Article 16 of Regulation (EU) 2016/679 of the European Parliament and of the Council of 27 April 2016 on the protection of natural persons with regard to the processing of personal data and on the free movement of such data, and repealing Directive 95/46/EC (General Data Protection Regulation) must be interpreted as requiring a national authority responsible for keeping a public register to rectify the personal data relating to the gender identity of a natural person where those data are inaccurate, within the meaning of Article 5(1)(d) of that regulation.

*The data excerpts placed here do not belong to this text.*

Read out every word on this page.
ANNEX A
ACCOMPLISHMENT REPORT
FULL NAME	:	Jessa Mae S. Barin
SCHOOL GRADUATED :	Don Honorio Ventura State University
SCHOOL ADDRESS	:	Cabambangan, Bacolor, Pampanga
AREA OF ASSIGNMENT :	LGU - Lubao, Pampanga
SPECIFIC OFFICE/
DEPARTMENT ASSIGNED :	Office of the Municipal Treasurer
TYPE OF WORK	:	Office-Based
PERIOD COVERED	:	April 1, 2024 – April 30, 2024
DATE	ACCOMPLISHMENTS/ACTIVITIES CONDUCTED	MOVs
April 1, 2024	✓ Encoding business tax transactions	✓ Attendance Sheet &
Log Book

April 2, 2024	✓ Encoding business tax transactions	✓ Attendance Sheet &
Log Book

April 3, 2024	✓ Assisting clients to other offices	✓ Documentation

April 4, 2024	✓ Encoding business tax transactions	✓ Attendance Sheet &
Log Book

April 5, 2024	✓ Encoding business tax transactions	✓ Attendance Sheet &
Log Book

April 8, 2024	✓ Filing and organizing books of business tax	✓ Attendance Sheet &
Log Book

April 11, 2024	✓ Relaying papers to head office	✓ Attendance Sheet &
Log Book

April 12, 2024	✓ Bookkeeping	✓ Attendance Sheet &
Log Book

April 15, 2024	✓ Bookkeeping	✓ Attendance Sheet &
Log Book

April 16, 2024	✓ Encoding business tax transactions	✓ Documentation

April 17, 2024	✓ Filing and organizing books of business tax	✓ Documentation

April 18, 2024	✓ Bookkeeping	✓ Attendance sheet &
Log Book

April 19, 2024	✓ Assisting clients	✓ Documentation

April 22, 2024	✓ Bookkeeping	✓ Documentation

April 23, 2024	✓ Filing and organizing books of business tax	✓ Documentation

Article 16 of Regulation 2016/679 must be interpreted as meaning that, for the purposes of exercising the right to rectification of the personal data relating to the gender identity of a natural person that are contained in a public register, that person may be required to provide relevant and sufficient evidence that may reasonably be required of that person in order to establish that those data are inaccurate. However, a Member State may not, under any circumstances, by way of an administrative practice, make the exercise of that right conditional upon the production of evidence of gender reassignment surgery.
Article 2(a) of Directive 95/46/EC of the European Parliament and of the Council of 24 October 1995 on the protection of individuals with regard to the processing of personal data and on the free movement of such data must be interpreted as meaning that, in circumstances such as those of the main proceedings, the written answers submitted by a candidate at a professional examination and any comments made by an examiner with respect to those answers constitute personal data, within the meaning of that provision.
Article 12(a) of Directive 95/46/EC of the European Parliament and of the Council of 24 October 1995 on the protection of individuals with regard to the processing of personal data and on the free movement of such data requires Member States to ensure a right of access to information on the recipients or categories of recipient of personal data and on the content of the data disclosed not only in respect of the present but also in respect of the past. It is for Member States to fix a time-limit for storage of that information and to provide for access to that information which constitutes a fair balance between, on the one hand, the interest of the data subject in protecting his privacy, in particular by way of his rights to object and to bring legal proceedings and, on the other, the burden which the obligation to store that information represents for the controller.Rules limiting the storage of information on the recipients or categories of recipient of personal data and on the content of the data disclosed to a period of one year and correspondingly limiting access to that information, while basic data is stored for a much longer period, do not constitute a fair balance of the interest and obligation at issue, unless it can be shown that longer storage of that information would constitute an excessive burden on the controller. It is, however, for national courts to make the determinations necessary.